Depuis le début de la guerre en Ukraine, géostratèges de salon et politologues délirants nous abreuvent de leurs certitudes. Parmi eux, la palme va à Alexandre Adler qui, au mois d’avril, prophétisait la chute inéluctable de Vladimir Poutine début juin. Ceci, à l’en croire, sur la base de confidences reçues de certains diplomates russes, source qu’il brûlait allégremment (c’est-à-dire scandaleusement) au passage. On attend toujours.
A rebours de ce concert, une voix mérite toute l’attention: celle d’un homme passionnément épris de la culture et de la langue russe, traducteur de Pouchkine, de Dostoievski et de Tchekhov, j’ai nommé André Markowicz. Depuis le début de cette guerre, dont, en Russie, on ne peut dire le nom, je lis sur Facebook tout ce qu’écrit Markowicz. Il publie à présent au Seuil un petit livre lumineux: Et si l’Ukraine libérait la Russie ?
Et si l’Ukraine libérait la Russie ? Voilà l’espoir d’André Markowicz: que le désastre ukrainien arrive, en Russie, à réveiller les consciences et à changer l’histoire russe. Et Markowicz de commencer par rappeler où se déroule La Cerisaie d’Anton Tchekhov: à la frontière entre l’Ukraine et la Russie, non loin de Kharkiv, là où tout le monde part à la fin quand « le plus beau domaine du monde » est livré à la démolition. « Toute la Russie est notre Cerisaie » dit un des personnages. La phrase résonne amèrement aujourd’hui, mais pour Markowicz elle est aussi le terreau de son espoir: voir passer les Russes de Dostoievski à Tchekhov, soit du messianisme nationaliste à la « réparation des vivants » évoquée dans Platonov.
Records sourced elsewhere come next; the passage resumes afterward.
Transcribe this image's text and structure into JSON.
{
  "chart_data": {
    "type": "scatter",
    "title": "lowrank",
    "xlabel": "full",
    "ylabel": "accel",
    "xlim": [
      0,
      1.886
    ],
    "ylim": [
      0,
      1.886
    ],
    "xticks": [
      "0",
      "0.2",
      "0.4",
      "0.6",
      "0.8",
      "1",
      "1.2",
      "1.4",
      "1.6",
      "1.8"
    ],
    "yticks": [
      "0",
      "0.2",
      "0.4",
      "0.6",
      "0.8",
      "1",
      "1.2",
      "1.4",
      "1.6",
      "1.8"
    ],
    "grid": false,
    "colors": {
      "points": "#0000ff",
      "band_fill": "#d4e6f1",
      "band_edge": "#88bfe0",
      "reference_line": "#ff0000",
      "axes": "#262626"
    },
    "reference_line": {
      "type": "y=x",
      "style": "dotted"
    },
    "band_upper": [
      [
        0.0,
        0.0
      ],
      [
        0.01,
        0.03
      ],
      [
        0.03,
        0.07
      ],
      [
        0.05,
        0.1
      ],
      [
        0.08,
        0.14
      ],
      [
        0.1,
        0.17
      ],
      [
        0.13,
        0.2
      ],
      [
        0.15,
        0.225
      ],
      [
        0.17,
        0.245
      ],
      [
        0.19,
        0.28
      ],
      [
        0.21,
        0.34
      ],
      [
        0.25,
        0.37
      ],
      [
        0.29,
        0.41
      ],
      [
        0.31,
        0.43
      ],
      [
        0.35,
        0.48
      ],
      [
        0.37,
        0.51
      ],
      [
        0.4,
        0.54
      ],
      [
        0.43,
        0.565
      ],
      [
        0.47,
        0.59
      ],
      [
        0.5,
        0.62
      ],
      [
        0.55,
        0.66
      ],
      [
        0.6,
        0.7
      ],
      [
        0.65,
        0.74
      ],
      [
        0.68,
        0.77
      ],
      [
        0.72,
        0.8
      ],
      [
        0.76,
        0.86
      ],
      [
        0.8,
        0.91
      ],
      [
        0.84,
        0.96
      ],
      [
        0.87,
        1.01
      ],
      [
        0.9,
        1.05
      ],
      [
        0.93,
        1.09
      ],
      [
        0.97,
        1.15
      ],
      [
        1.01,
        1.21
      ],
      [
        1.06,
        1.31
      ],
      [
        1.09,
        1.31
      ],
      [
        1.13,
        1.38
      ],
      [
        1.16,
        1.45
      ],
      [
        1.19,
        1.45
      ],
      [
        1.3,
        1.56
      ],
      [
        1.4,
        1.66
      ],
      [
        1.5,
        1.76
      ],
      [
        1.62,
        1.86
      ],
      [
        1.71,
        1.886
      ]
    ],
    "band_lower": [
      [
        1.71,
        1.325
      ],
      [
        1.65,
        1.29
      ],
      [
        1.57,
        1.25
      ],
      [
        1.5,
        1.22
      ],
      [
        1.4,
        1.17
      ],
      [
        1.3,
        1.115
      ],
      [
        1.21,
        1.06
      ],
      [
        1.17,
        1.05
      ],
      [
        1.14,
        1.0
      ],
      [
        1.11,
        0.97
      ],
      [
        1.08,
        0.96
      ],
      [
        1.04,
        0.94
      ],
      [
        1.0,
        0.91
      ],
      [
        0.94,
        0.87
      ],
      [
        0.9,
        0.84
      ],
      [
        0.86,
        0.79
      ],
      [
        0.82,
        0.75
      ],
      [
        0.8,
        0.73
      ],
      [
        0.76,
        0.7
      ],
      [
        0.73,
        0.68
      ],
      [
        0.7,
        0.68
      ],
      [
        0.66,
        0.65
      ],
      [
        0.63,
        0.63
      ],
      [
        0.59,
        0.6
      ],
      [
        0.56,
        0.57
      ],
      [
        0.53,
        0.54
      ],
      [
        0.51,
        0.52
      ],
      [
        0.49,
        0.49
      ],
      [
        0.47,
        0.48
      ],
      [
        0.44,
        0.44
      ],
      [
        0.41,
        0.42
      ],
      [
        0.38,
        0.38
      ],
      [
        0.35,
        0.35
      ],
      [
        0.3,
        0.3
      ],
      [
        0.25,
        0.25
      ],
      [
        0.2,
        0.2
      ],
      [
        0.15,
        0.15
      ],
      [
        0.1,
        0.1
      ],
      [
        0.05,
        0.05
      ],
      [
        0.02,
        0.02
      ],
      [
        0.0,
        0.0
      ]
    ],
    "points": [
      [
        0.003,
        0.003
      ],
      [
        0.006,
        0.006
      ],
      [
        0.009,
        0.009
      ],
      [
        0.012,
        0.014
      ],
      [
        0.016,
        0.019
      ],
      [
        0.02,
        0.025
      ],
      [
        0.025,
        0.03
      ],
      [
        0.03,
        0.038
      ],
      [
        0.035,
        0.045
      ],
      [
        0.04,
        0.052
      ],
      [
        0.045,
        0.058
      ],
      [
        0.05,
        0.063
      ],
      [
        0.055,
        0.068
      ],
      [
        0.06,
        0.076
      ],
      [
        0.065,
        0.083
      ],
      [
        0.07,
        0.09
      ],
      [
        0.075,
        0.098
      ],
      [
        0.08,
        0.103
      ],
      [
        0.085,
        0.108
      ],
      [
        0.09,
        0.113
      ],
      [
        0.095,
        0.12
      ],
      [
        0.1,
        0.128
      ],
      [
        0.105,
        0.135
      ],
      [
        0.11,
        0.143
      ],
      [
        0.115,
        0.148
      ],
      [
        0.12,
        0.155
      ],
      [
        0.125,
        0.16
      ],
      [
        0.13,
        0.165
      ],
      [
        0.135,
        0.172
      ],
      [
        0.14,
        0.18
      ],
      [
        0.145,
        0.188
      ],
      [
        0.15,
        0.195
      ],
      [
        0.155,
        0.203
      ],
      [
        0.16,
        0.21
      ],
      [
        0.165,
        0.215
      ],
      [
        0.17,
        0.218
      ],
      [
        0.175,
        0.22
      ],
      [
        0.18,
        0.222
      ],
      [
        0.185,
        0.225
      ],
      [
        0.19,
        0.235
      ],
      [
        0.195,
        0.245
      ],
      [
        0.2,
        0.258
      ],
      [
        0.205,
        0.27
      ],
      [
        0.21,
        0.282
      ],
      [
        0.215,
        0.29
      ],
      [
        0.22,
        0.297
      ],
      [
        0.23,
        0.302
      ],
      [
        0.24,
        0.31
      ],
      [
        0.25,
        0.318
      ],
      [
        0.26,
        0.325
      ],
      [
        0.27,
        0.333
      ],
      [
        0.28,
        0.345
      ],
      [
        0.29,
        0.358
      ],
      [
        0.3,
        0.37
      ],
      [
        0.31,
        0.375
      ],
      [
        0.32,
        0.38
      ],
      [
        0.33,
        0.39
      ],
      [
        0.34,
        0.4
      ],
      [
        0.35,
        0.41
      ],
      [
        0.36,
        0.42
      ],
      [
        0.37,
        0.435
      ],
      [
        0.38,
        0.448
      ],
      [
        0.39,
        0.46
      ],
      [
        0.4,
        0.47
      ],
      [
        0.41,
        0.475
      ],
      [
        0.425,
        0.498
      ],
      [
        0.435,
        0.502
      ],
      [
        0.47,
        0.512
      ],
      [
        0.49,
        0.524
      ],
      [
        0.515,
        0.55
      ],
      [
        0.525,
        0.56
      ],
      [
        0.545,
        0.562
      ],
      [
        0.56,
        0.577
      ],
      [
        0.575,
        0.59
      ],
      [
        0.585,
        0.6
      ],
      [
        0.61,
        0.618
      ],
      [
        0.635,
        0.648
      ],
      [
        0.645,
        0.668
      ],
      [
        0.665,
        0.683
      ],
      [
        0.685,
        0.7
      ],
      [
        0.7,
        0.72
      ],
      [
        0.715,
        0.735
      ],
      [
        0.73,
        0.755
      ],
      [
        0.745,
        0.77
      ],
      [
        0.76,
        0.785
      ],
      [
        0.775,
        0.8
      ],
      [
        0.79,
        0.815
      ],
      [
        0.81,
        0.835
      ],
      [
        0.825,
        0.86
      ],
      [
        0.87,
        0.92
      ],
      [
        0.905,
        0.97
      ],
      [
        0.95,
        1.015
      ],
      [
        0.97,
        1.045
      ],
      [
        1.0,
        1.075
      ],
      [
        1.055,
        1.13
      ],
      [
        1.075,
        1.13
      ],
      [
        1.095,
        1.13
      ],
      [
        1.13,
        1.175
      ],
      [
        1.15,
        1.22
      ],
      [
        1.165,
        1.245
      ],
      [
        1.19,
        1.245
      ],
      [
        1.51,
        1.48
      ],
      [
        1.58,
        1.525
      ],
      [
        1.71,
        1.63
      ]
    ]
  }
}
Il faudra pour cela que les Russes se libérent de la propagande poutinienne et de la terreur qui l’accompagne. En prétendant libérer l’Ukraine en l’écrasant sous les bombes, Poutine a jusqu’ici surtout réussi à faire naître chez ses habitants une haine pour la Russie, qui, à coup sûr, sera tenace. La honte qui pésera sur les Russes quand ils se débarrasseront de leur tyran et de sa clique sera tenace aussi.